THE FIRST PILLAR OF LENT: PRAYER

 

THE FIRST PILLAR OF LENT:  PRAYER

St. Thérèse of Lisieux wrote that “For me, prayer is a surge of the heart; it is a simple look turned toward heaven, it is a cry of recognition and of love, embracing both trial and joy.”

The classical definition of prayer was given by St. John Damascene, seventh century doctor of the Church:  “Prayer is the raising of one’s mind and heart to God or the requesting of good things from God.”       

The foundation of prayer is humility.  We recognize our need to pray, and that we were created for prayer.  This prayer must be sincere, as the psalmist writes: “You insist on sincerity of heart; in my inmost being teach me wisdom” (Psalm 51:8).  God hears the prayer of both the sinner and the saint.  While “the prayer of the righteous man has great powers in its effect” (James 5:16), God also hears the prayer of the sinner who repents: “a broken and contrite heart, O God, you will not despise” (Psalm 51:17).

St. Augustine said that “Man is a beggar before God.”  Yet we should not be afraid to pray to God, for he desires it.  We hear in Eucharistic Prayer II at Mass, in words directed to the Father: “You have made us worthy to be in your presence and minister to you.”  We are in the unique presence of the Lord when we are close to the Eucharist, but we are also in his presence wherever we are, when we pray in sincerity of heart. 

John 4 tells us that in the city of Sychar Jesus addressed a woman and said, “Give me a drink.”  He was thirsty after a long journey, but his greater thirst was for the woman’s salvation, and that of her village.  Shocked at the request, she responded, “How can you, a Jew, ask me, a Samaritan woman, for a drink?” For Jews would not touch anything handled by a Samaritan.  Jesus answered her, “If you knew the gift of God and who is saying to you, ‘Give me a drink,’ you would have asked him and he would have given you living water.” 

Guided by St. Augustine’s interpretation of this passage, the Catechism teaches that “The wonder of prayer is revealed beside the well where we come seeking water: there, Christ comes to meet every human being.  It is he who first seeks us and asks us for a drink.  Jesus thirsts; his asking arises from the depths of God’s desire for us.  Whether we realize it or not, prayer is the encounter of God’s thirst with ours.  God thirsts that we may thirst for him” (#2560).   
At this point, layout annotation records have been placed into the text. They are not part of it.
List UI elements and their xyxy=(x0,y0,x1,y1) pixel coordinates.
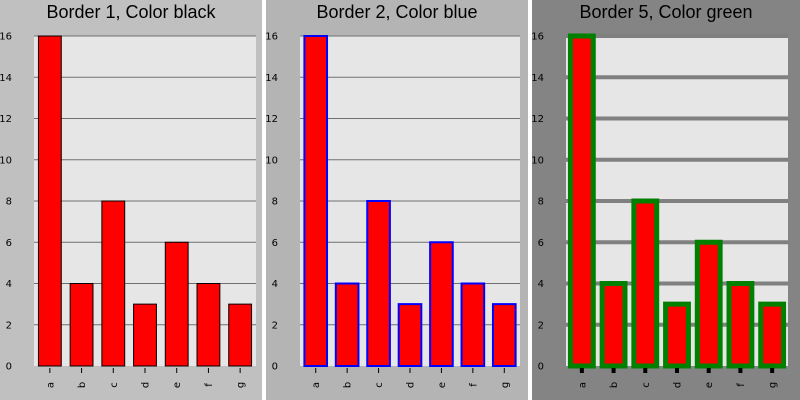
bar xyxy=(164,241,189,367)
y-tick-label: 8 xyxy=(538,197,544,208)
y-tick-label: 12 xyxy=(532,114,544,125)
x-tick-label: e xyxy=(172,382,183,388)
bar xyxy=(397,303,423,367)
y-tick-label: 12 xyxy=(0,114,12,125)
y-tick-label: 4 xyxy=(6,279,12,290)
y-tick-label: 14 xyxy=(532,73,544,84)
chart-title-1: Border 1, Color black xyxy=(46,2,216,22)
bar-chart-3: 0 2 4 6 8 10 12 14 16 a b c d e f g xyxy=(532,32,788,388)
bar xyxy=(196,283,221,367)
x-tick-label: e xyxy=(437,382,448,388)
bar-chart-1: 0 2 4 6 8 10 12 14 16 a b c d e f g xyxy=(0,32,256,388)
x-tick-label: f xyxy=(204,383,215,387)
y-tick-label: 16 xyxy=(532,32,544,43)
chart-title-3: Border 5, Color green xyxy=(579,2,753,22)
chart-panel-1: Border 1, Color black 0 2 4 6 8 10 12 14 16 a b c d e… xyxy=(0,0,262,400)
y-tick-label: 2 xyxy=(538,320,544,331)
x-tick-label: b xyxy=(77,382,88,388)
x-tick-label: d xyxy=(406,382,417,388)
x-tick-label: f xyxy=(736,383,747,387)
bar xyxy=(37,35,62,367)
y-tick-label: 10 xyxy=(0,155,12,166)
bar xyxy=(429,241,454,367)
bar xyxy=(460,282,486,367)
y-tick-label: 6 xyxy=(538,238,544,249)
bar xyxy=(758,301,787,369)
bar xyxy=(491,303,517,367)
chart-title-2: Border 2, Color blue xyxy=(316,2,478,22)
y-tick-label: 4 xyxy=(272,279,278,290)
y-tick-label: 14 xyxy=(266,73,278,84)
bar xyxy=(726,281,755,369)
bar xyxy=(228,303,253,367)
bar xyxy=(694,239,723,369)
bar xyxy=(69,283,94,367)
y-tick-label: 14 xyxy=(0,73,12,84)
x-tick-label: b xyxy=(343,382,354,388)
y-tick-label: 2 xyxy=(272,320,278,331)
y-tick-label: 6 xyxy=(6,238,12,249)
bar xyxy=(334,282,360,367)
chart-panel-3: Border 5, Color green 0 2 4 6 8 10 12 14 16 a b c d e… xyxy=(532,0,800,400)
y-tick-label: 8 xyxy=(6,197,12,208)
x-tick-label: a xyxy=(45,382,56,388)
bar xyxy=(631,198,660,369)
x-tick-label: d xyxy=(673,382,684,388)
bar-chart-2: 0 2 4 6 8 10 12 14 16 a b c d e f g xyxy=(266,32,520,388)
y-tick-label: 10 xyxy=(532,155,544,166)
bar xyxy=(366,200,391,367)
bar xyxy=(567,33,596,369)
x-tick-label: g xyxy=(768,382,779,388)
bar xyxy=(133,303,157,367)
x-tick-label: f xyxy=(468,383,479,387)
y-tick-label: 0 xyxy=(538,362,544,373)
y-tick-label: 12 xyxy=(266,114,278,125)
x-tick-label: a xyxy=(311,382,322,388)
x-tick-label: b xyxy=(609,382,620,388)
y-tick-label: 16 xyxy=(0,32,12,43)
bar xyxy=(101,200,126,367)
x-tick-label: c xyxy=(109,382,120,388)
chart-panel-2: Border 2, Color blue 0 2 4 6 8 10 12 14 16 a b c d e f… xyxy=(266,0,528,400)
y-tick-label: 16 xyxy=(266,32,278,43)
x-tick-label: d xyxy=(141,382,152,388)
x-tick-label: e xyxy=(704,382,715,388)
x-tick-label: a xyxy=(577,382,588,388)
bar xyxy=(663,301,691,369)
bar xyxy=(599,281,628,369)
y-tick-label: 4 xyxy=(538,279,544,290)
x-tick-label: g xyxy=(500,382,511,388)
x-tick-label: c xyxy=(374,382,385,388)
y-tick-label: 2 xyxy=(6,320,12,331)
y-tick-label: 0 xyxy=(272,362,278,373)
y-tick-label: 10 xyxy=(266,155,278,166)
y-tick-label: 0 xyxy=(6,362,12,373)
y-tick-label: 8 xyxy=(272,197,278,208)
x-tick-label: c xyxy=(641,382,652,388)
y-tick-label: 6 xyxy=(272,238,278,249)
bar xyxy=(303,35,329,367)
x-tick-label: g xyxy=(236,382,247,388)
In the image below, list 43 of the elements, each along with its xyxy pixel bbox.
God longs for us to pray.  Prayer is conversation with God, in the depth of our heart, which is our hidden center, the place of decision and truth, and which can be fathomed only by the Holy Spirit.  It is deeper than our reason or our psychic drives.  “It is the place of truth, where we choose life or death.  It is the place of encounter, because as image of God we live in relation: it is the place of covenant” (#2563).

This description of prayer may be challenging, but it is rooted in the Catholic Tradition.  No one should feel intimidated.  There is a welcome place for the beginner and for the seasoned.  Everyone has a vocation to pray, for everyone is called to live in communion with God.  We are already joined to Christ by our Baptism.  Prayer will lead us into deeper union with him. 

“In him we live, and move, and have our being” (Acts 17:28).  When we pray to and with the Father, in the name of Jesus, by the movement of the Holy Spirit, we fulfill our reason for being.